Thanks for this release DFINITY!
I wanted to make sure that I understood what was happening here, as it’s unusual and really not obvious. I filtered my git client to show only the two relevant branches to cut down on all the noise, and then produced this modified screenshot to illustrate the situation (highlighting the ‘merge base’ commit that’s referred to in the proposal summary, along with the previous release and this proposal’s release).
You can see that the previous release is left out on a limb and is never merged (effectively discarding that commit with respect to this release). The discarded commit isn’t actually a GuestOS commit (what a distraction ).
Just a final comment on the matter - the commit is actually cherry picked back into this release branch (so actually the changes aren’t really discarded after all, they are included in this release… ). Not only that but the commit includes a few subtle additional changes this time around.
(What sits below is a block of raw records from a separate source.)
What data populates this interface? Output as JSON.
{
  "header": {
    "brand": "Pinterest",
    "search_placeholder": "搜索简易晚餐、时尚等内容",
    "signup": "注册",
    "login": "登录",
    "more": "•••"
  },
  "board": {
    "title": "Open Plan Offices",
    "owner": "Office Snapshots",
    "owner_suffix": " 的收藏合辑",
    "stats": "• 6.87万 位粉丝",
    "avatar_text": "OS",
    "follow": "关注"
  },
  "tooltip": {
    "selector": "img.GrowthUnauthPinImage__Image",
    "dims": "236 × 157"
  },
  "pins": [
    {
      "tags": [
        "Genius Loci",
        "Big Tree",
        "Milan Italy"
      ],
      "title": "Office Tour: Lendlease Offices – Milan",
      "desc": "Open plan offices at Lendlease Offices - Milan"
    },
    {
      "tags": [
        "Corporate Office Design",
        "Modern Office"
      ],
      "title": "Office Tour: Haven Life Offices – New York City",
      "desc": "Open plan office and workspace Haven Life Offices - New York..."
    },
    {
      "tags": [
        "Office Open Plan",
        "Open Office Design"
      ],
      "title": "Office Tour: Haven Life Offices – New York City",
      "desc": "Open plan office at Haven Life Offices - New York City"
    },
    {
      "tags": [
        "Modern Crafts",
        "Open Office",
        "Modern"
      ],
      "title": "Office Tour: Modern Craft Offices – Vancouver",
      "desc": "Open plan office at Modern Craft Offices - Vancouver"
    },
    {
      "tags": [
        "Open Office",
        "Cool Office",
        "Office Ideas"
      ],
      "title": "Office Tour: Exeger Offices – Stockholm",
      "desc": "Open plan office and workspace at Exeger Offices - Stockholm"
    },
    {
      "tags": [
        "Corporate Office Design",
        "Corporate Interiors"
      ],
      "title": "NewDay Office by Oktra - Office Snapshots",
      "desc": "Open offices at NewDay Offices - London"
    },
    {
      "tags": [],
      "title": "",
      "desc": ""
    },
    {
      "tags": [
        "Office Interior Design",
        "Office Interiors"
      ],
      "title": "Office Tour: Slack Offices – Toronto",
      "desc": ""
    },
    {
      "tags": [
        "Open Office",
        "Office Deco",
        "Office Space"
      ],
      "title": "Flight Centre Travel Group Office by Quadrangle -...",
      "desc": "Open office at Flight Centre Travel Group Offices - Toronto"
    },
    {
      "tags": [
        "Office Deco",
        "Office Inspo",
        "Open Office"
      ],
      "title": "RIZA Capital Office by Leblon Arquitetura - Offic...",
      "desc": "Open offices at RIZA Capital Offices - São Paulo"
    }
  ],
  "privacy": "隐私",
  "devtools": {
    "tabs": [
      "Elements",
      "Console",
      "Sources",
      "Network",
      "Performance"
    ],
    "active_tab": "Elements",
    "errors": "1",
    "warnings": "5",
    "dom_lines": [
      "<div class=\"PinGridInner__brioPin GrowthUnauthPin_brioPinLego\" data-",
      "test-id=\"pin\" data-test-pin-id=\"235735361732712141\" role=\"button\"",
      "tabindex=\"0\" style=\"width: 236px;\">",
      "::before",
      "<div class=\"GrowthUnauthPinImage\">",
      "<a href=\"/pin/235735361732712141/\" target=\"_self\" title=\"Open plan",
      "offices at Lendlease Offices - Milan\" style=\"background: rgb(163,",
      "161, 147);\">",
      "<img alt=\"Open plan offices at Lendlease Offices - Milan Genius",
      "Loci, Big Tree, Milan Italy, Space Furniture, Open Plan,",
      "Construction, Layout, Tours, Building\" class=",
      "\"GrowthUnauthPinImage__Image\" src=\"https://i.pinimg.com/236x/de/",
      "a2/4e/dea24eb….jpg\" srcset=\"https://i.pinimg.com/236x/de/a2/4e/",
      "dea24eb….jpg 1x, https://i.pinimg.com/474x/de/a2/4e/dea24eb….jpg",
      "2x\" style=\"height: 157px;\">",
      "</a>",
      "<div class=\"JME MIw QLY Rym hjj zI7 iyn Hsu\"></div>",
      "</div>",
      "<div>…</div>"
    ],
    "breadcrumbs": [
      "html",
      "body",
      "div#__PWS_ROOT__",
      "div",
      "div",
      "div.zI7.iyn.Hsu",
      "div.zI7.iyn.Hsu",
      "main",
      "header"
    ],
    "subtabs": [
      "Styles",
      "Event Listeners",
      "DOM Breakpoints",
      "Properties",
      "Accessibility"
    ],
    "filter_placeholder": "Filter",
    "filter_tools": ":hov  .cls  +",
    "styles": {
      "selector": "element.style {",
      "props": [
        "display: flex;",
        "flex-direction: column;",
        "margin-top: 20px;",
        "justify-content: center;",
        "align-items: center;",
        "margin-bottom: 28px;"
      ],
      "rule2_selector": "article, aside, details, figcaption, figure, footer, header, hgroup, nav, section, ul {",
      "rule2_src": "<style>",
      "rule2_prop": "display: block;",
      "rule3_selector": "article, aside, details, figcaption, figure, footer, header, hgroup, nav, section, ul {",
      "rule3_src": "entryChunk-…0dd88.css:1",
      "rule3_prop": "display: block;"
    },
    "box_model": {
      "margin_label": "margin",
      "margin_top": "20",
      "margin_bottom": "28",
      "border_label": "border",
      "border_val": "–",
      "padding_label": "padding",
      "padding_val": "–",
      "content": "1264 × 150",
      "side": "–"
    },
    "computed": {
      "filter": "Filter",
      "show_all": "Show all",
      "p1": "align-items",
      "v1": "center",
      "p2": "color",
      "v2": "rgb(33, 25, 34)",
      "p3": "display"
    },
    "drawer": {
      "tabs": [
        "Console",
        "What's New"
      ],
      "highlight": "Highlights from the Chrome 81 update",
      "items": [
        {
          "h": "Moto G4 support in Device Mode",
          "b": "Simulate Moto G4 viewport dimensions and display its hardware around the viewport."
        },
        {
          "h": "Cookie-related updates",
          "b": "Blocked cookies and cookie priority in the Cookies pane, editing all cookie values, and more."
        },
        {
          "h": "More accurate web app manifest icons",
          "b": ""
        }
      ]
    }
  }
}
The point I’m emphasising is that the IC repo uses git in an unconventional way that makes it very difficult to get a handle on what’s going on. There’s no reason the original commit couldn’t have been merged into the new release branch, and an additional commit made for the updated changes. This approach would have:
- Avoided the distracting and inaccurate comment about changes being removed
- Avoided unnecessary release branch divergence
- Saved me (and perhaps others) unnecessary effort to understand what’s going on
- Made it extremely easy to track with Git GUIs capable of visually representing this. I’ve illustrated this previously → Proposal to elect new release rc–2024-07-25_21-03 - Governance - Internet Computer Developer Forum (dfinity.org)
I’d expect these to be goals for any Web3 project that’s serious about governance decentralisation. Is there any chance of introducing best practice policy to improve matters here @basvandijk?